Work to Be Done is my August 2007 Linux For Suits column in Linux Journal. In it I leverage the wisdom of Willard McCarty —
Particularly since the advent of the Web, our attention and energy have been involved with the exponential growth of digitization. The benefits for scholarship here are unarguably great. But as ever larger amounts of searchable and otherwise computable material become available, we don’t simply have more evidence for this or that business as usual. We have massively greater ecological diversity to take account of, and so can expect inherited ways of construing reality and of working, alone and with each other, to need basic renovation. Here is work to be done. It’s not a matter of breaking down disciplinary boundaries-the more we concentrate on breaking these down, the more they are needed for the breaking down. Rather the point is the reconfiguration of disciplinarity. From computing’s prospect at least, the feudal metaphor of turf and the medieval tree of knowledge in its formal garden of learning make no sense. We need other metaphors. Here is work to be done.
… into the challenge of VRM, where approximately 100% of What We Need To Do remains to be done.
…deciding to expose any data to a potential vendor is a customer choice, not a marketers right. — Echovar on Why marketing is broken.

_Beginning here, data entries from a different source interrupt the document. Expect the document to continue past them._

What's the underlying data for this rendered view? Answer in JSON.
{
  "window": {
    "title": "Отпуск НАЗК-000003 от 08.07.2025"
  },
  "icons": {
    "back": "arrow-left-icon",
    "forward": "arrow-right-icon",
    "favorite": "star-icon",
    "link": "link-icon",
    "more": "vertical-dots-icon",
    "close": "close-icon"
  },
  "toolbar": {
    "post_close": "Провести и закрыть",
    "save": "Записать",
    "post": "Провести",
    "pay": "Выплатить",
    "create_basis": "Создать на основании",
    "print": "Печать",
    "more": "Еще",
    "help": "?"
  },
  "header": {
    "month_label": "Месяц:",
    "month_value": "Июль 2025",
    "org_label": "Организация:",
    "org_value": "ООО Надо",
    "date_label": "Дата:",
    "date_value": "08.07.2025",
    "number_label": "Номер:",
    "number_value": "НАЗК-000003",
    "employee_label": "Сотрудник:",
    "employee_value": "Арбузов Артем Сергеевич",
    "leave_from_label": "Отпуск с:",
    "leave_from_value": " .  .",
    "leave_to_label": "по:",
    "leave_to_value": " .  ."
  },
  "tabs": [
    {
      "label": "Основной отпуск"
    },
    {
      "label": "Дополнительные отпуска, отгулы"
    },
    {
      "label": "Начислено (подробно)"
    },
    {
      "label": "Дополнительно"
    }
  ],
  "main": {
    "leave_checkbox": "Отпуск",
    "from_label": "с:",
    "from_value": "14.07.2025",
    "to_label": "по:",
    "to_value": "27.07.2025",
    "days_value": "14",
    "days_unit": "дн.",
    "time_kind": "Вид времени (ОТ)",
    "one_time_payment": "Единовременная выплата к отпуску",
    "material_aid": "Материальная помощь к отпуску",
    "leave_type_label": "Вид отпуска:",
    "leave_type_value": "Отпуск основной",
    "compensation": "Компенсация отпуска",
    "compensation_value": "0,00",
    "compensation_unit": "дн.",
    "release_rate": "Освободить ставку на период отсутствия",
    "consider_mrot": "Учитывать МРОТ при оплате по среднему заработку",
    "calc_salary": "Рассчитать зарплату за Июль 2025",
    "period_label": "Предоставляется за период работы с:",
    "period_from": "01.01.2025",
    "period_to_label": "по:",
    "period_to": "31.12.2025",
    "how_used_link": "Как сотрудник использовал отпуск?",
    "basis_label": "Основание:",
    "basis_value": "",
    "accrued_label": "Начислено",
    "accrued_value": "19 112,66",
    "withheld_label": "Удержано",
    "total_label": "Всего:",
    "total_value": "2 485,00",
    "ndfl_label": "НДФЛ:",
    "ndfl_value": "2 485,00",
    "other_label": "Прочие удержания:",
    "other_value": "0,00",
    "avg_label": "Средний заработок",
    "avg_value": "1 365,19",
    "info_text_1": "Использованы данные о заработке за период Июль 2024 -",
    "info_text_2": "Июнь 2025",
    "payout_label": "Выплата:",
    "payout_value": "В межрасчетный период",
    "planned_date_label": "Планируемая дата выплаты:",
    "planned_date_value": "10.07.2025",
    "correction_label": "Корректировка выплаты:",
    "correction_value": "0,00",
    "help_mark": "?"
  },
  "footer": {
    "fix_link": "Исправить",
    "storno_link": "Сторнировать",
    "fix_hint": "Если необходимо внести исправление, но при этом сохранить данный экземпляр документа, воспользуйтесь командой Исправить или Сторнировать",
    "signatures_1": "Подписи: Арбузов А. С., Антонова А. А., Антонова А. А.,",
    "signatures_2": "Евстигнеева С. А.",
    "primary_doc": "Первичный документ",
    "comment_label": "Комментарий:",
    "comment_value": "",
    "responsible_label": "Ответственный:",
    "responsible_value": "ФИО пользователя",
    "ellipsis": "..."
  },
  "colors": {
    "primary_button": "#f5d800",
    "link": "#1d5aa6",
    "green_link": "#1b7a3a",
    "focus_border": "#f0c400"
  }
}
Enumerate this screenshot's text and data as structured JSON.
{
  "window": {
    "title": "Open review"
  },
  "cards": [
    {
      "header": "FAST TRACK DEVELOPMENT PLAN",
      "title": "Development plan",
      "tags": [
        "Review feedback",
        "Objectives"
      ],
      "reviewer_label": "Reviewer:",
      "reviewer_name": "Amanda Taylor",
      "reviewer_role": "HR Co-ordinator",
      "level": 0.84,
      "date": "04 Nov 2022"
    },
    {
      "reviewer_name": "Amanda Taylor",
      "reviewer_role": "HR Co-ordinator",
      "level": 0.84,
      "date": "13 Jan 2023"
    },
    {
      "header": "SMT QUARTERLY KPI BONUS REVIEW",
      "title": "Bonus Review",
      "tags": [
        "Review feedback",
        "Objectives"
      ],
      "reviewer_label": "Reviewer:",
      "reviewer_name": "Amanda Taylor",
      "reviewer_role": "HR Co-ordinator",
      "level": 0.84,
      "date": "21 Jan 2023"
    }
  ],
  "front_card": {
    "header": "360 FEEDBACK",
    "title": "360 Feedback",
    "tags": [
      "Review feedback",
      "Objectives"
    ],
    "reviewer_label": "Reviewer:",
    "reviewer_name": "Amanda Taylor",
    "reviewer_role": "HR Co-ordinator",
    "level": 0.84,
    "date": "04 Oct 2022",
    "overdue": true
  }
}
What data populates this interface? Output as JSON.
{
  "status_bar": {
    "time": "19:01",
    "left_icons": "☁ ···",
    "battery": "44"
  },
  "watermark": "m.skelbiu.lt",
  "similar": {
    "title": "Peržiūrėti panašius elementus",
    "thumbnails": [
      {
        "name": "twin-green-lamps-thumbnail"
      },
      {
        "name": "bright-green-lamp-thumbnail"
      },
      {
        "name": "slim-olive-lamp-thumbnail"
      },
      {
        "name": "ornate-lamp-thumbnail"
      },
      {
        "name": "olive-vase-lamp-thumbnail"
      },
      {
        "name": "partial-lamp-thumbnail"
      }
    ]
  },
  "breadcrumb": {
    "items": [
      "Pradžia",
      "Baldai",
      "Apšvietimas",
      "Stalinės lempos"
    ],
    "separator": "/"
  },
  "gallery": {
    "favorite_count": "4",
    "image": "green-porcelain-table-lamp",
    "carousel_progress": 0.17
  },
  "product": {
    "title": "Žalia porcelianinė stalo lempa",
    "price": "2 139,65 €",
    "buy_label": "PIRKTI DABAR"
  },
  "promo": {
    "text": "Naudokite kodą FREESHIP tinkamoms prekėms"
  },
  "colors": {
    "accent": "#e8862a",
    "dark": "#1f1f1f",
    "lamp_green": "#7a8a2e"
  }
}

Work to be done is my August, 2007 Linux For Suits column in Linux Journal. It lays out the almost zero-based challenge of making VRM tools happen. We need code here, and we don’t have it yet. Not any we’d call primarily VRM, anyway. There are tools that may be VRM-like, or do some VRM work. But none yet that were invented for the single-minded purpose of equipping individuals with tools that help them build real and productive relationships with vendors.
That remains the challenge here. We need code.
That’s what I’d like to see us put on the front burner for VRM sessions at the next IIW (iiw2007b), scheduled for December 3-5 at the Computer History Museum in Mountain View.
These workshops have been, without exception, the most productive I’ve ever seen. Stuff happens there. Parties that would be natural enemies in other venues scribble on whiteboards and pound on laptops, working things out.
Look forward to seeing you there.
At ReplaceGoogle.com, Trey Tomeny outlines a very interesting approach to challenges such as personal health care data control (discussed over here). It’s a “private identity network” or PIN. Here’s what it does:
1. Provision our identity across the Internet so we don’t have to remember and enter countless user names, passwords, and captchas.
2. Filter our data both downstream and upstream so our surfing experience is less interrupted by undesirable intrusions.
3. Provide us with absolute anonymity at those sites that allow it
4. Provide us with convenient, repeatable pseudonymity at the sites that allow that
5. Certify our identity off line as enabled by off line partners
6. Provide single sign on to any device, anywhere
7. Provision our identity to access non-PC machines like locks and ticket acceptors
8. Provide a secure repository for our lifetime of data, while allowing limited access for limited purposes by parties we authorize
9. Provide a trusted way to manage intellectual property so creators and users are protected
10. Do all these things at no cost to the user.
I like where he’s going here, a lot; and I think it makes great fodder for discussion, as well as a challenge for developers. I hope Trey can make the next Internet Identity Workshop (IIW) in December, where folks doing good work on Identity already can bat it around, have fun with it, and maybe take it somewhere.
I also think it has the makings of a VRM system. I only have two concerns, both minor.
One is that Trey positions the idea as a “replacement” for Google as “the dominant force” on the Net. I think this characterizes both the Net and Google too simplistically. That Google dominates search and advertising as both now stand is a Major Fact, but not cause for added characterization. I think Google could actually be of assistance here.
The other is that it proposes to replace or supplant the Google advertising model (and all advertising models, for that matter) with one that is more direct and efficient, as well as accountable. Regardless of the characterization, it would be make money on the sell side. I think there is much more, and better, money to be made by assisting the buy side in building an intention economy around actual buyer wants and needs. In VRM circles we talk often here about the need for “personal RFPs” or “fractional horsepower purchase orders”. By any name, this kind of thing, would, I think, be supported by Trey’s PINs.